What happened instead was a lost year. I spent most of ’98 teetering somewhere between embarrassment and frustration over my job situation. If I wasn’t upset about working with the unwashed masses at Carnegie Library, I found myself pissed that I had such low quality students at Duquesne. I applied for only nine academic positions between September ’97 and September ’98, and about an equal number of nonprofit or other kinds of jobs. I was too good for this, I thought.

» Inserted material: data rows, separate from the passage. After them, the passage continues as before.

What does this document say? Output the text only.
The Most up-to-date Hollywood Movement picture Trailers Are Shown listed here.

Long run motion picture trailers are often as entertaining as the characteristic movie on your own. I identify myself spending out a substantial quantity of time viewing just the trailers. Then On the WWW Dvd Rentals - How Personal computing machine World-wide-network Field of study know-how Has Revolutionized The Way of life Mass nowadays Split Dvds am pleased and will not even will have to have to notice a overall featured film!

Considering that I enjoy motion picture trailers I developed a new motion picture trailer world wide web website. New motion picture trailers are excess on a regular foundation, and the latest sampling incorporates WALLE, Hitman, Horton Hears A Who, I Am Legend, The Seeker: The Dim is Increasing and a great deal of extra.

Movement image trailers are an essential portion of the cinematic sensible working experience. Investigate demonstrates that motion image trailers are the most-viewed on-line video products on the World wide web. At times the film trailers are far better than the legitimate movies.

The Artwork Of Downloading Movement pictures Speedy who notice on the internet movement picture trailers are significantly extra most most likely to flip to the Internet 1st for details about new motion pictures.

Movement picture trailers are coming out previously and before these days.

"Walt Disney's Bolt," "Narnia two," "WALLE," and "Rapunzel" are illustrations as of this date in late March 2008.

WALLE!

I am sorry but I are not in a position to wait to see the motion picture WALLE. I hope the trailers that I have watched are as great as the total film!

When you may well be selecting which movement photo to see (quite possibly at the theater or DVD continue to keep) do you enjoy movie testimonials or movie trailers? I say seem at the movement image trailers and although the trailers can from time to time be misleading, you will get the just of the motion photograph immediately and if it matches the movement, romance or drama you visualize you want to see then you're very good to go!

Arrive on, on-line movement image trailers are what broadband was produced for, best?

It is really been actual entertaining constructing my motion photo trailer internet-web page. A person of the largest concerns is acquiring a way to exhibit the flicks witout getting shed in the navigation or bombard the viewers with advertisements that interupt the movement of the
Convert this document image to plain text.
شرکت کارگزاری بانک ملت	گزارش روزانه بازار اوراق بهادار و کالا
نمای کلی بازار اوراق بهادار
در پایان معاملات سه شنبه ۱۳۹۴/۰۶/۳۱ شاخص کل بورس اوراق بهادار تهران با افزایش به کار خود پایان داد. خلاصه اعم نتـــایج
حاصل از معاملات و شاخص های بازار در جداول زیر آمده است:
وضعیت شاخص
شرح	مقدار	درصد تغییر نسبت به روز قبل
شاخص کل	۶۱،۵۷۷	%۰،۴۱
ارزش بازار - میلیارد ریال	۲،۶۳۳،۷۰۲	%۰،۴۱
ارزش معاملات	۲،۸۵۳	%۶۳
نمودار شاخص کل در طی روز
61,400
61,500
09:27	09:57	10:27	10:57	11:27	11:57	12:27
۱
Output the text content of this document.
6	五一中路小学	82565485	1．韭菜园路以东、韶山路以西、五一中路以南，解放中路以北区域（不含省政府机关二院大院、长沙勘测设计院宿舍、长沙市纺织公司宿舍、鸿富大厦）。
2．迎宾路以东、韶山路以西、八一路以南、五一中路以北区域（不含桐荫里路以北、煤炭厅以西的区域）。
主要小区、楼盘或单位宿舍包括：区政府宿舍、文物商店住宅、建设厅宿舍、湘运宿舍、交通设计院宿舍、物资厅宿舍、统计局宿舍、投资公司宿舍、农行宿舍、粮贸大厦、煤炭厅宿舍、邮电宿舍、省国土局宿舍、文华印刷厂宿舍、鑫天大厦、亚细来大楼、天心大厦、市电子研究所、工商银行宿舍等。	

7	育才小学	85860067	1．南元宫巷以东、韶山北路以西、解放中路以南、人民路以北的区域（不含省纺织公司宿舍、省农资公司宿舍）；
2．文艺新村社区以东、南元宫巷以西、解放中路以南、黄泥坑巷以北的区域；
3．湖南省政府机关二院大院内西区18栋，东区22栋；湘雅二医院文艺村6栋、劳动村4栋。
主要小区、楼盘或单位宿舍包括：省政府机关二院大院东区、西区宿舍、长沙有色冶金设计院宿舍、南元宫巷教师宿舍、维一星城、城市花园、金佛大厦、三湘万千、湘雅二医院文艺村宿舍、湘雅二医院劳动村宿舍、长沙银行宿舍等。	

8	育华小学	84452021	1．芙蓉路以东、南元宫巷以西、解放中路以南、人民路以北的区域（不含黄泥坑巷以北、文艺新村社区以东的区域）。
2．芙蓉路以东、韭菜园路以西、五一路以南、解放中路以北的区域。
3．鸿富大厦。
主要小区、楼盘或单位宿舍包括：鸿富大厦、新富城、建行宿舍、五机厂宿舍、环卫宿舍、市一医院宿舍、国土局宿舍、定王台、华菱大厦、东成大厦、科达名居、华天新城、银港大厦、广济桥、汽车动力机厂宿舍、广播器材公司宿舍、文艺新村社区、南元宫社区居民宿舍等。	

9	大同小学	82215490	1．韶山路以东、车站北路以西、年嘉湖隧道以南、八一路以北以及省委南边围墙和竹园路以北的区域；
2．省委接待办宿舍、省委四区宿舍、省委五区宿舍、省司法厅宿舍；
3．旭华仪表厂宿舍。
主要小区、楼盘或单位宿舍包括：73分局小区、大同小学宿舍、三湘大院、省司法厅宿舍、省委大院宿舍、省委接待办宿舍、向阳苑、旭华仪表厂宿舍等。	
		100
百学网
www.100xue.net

What I figured out at the end of ’98 was that I was in my own way. Pride wasn’t the main issue here. Expecting God to do for me what I was now capable of doing for myself was. Shame for letting myself go so long in a struggle that shouldn’t have been was. Recurring anger over the last year of my graduate work was. I had to forgive, let the things that didn’t matter go, and relentlessly go after what I wanted. And within eight months, I found a job in DC, working for someone I’d later learn was a bigot.
But you know what else I’ve figured out over the years? There’s no such thing as an ideal job, even if it’s in your ideal field or directly on the career path you’ve carved out for yourself. It’s about pursuing the interests that you’re most passionate about, and finding the right fit, the right balance, along the way. Acting or theater work is not the same as working in the porn industry, though, no matter how much you convince yourself that acting is acting. Teaching, writing, and consulting have kept me in a state of employment for the past seventeen months, but it’s hardly enough, and I’m not just talking about money either.
What I do know is that I know enough to continue plugging away on all fronts, to continue networking, and to say “No!” to those things that would keep me from finding my career balance. And, at least I know that the problem here this time around isn’t pride or heavenly assumptions.